Foi uma reunião dura, longa e fascinante. Os americanos enviaram à reunião um diplomata sénior, que logo que chegou se sentou com os braços cruzados e um ar contrariado que parecia querer manifestar distância em relação à posição que foi defendida pelo colega da Missão americana que o acompanhava. Este era nada mais, nada menos que um advogado judeu (!). Foi com ele que durante horas prosseguiu a discussão com os restantes membros ocidentais do Conselho. A certa altura, Futscher sai por um momento da sala.

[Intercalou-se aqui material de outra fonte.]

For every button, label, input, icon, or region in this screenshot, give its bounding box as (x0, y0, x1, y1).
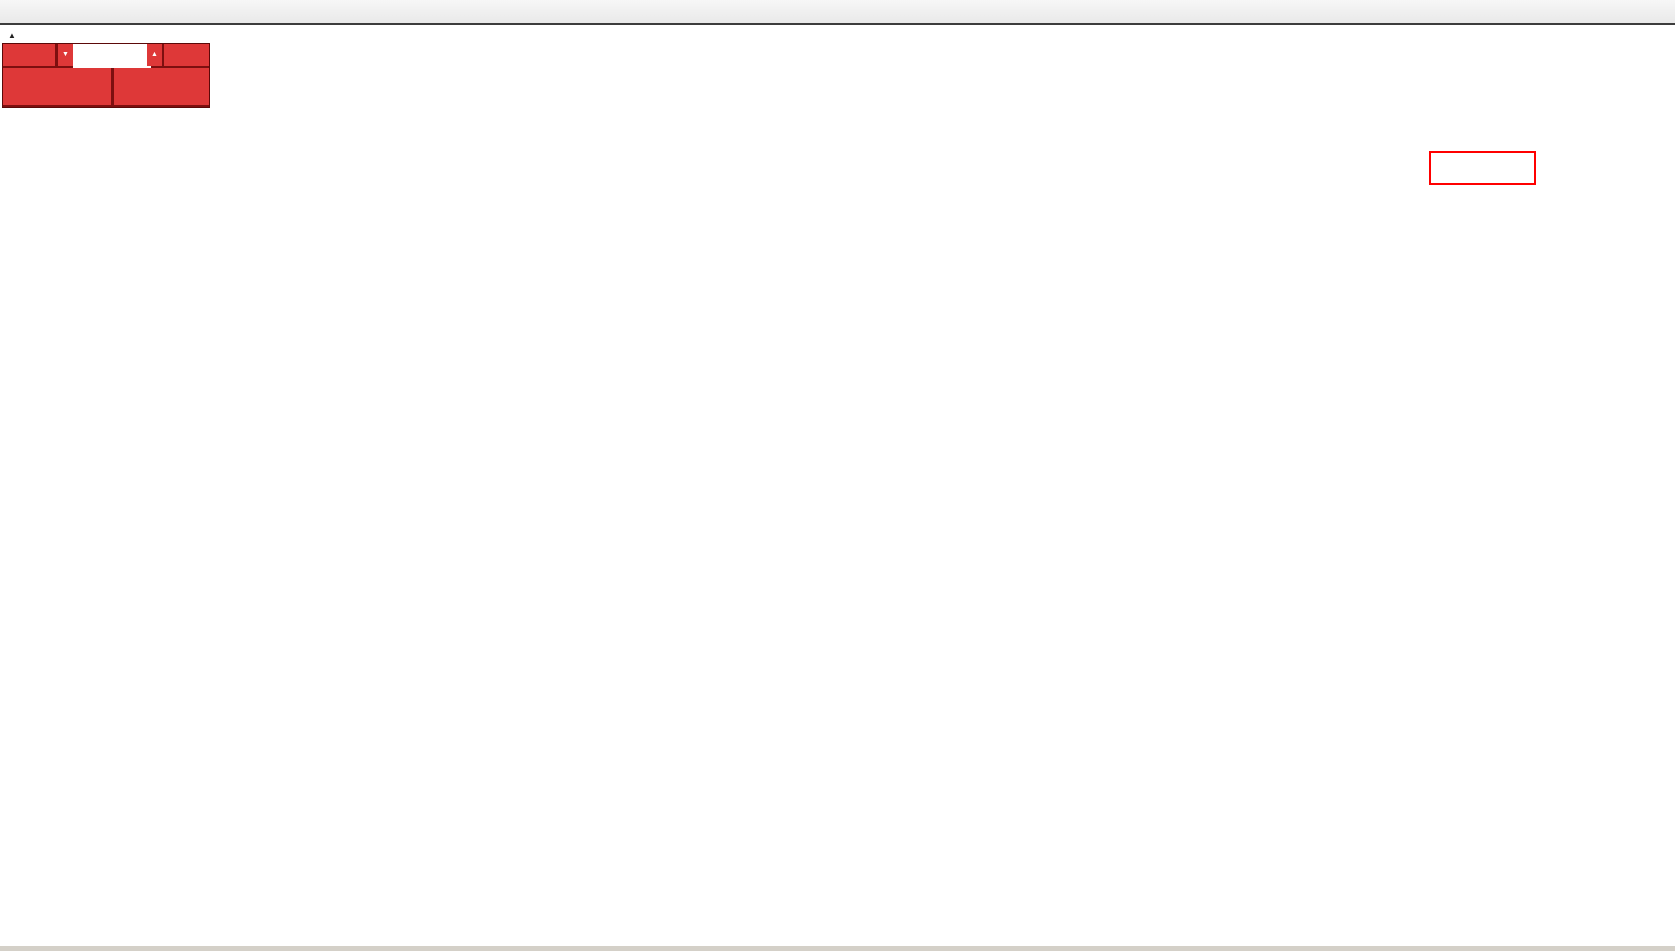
collapse-panel-arrow-icon[interactable]: ▲ (8, 31, 16, 40)
sell-button[interactable] (3, 44, 55, 66)
volume-increase-button[interactable]: ▲ (147, 44, 162, 66)
status-strip (0, 946, 1675, 951)
volume-input[interactable] (73, 44, 151, 68)
one-click-trading-panel: ▼ ▲ (3, 44, 209, 107)
main-toolbar (0, 0, 1675, 25)
chart-quote-header: ▲ (8, 31, 21, 40)
bid-price-button[interactable] (3, 68, 111, 105)
price-annotation-tag[interactable] (1429, 151, 1536, 185)
ask-price-button[interactable] (114, 68, 209, 105)
buy-button[interactable] (164, 44, 209, 66)
volume-decrease-button[interactable]: ▼ (58, 44, 73, 66)
chart-area[interactable] (0, 27, 1675, 951)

Um pouco depois de ele regressar entra uma secretária que vai dizer ao embaixador da Tunísia que havia um telefonema para ele. Mal o tunisino sai, redobra a pressão para o americano ceder e aceitar não vetar o projecto de resolução que lhe tínhamos apresentado e estava a ser discutido. Passada uma boa meia hora, Futscher chama-ma e diz-me “vai ter com o tunisino, que deve estar farto de estar à espera”. Então mas ele não está ao telefone?, pergunto eu. “Não, fui que inventei isso para podermos ser mais veementes com o americano.” E foi assim que alcançámos o desfecho que pretendíamos, só possível graças à brilhante perícia diplomática de Futscher Pereira.
Foi assim aprovada, na presidência portuguesa de Agosto de 1980, a resolução 478, que sancionava e considerava nula e de nenhum efeito pela lei internacional a anexação por Israel de Jerusalém Leste e pedia aos países que ainda tinham embaixada em Jerusalém para a retirarem para Telavive. Resolução que agora os Estados Unidos vêm contrariar, violando a lei internacional e cedendo à política de força e discriminação étnica que Israel insiste em prosseguir e me surpreende como a menos adequada para honrar a memória dos judeus que foram perseguido ao longo da História e que pereceram na ignomínia do inferno do Holocausto.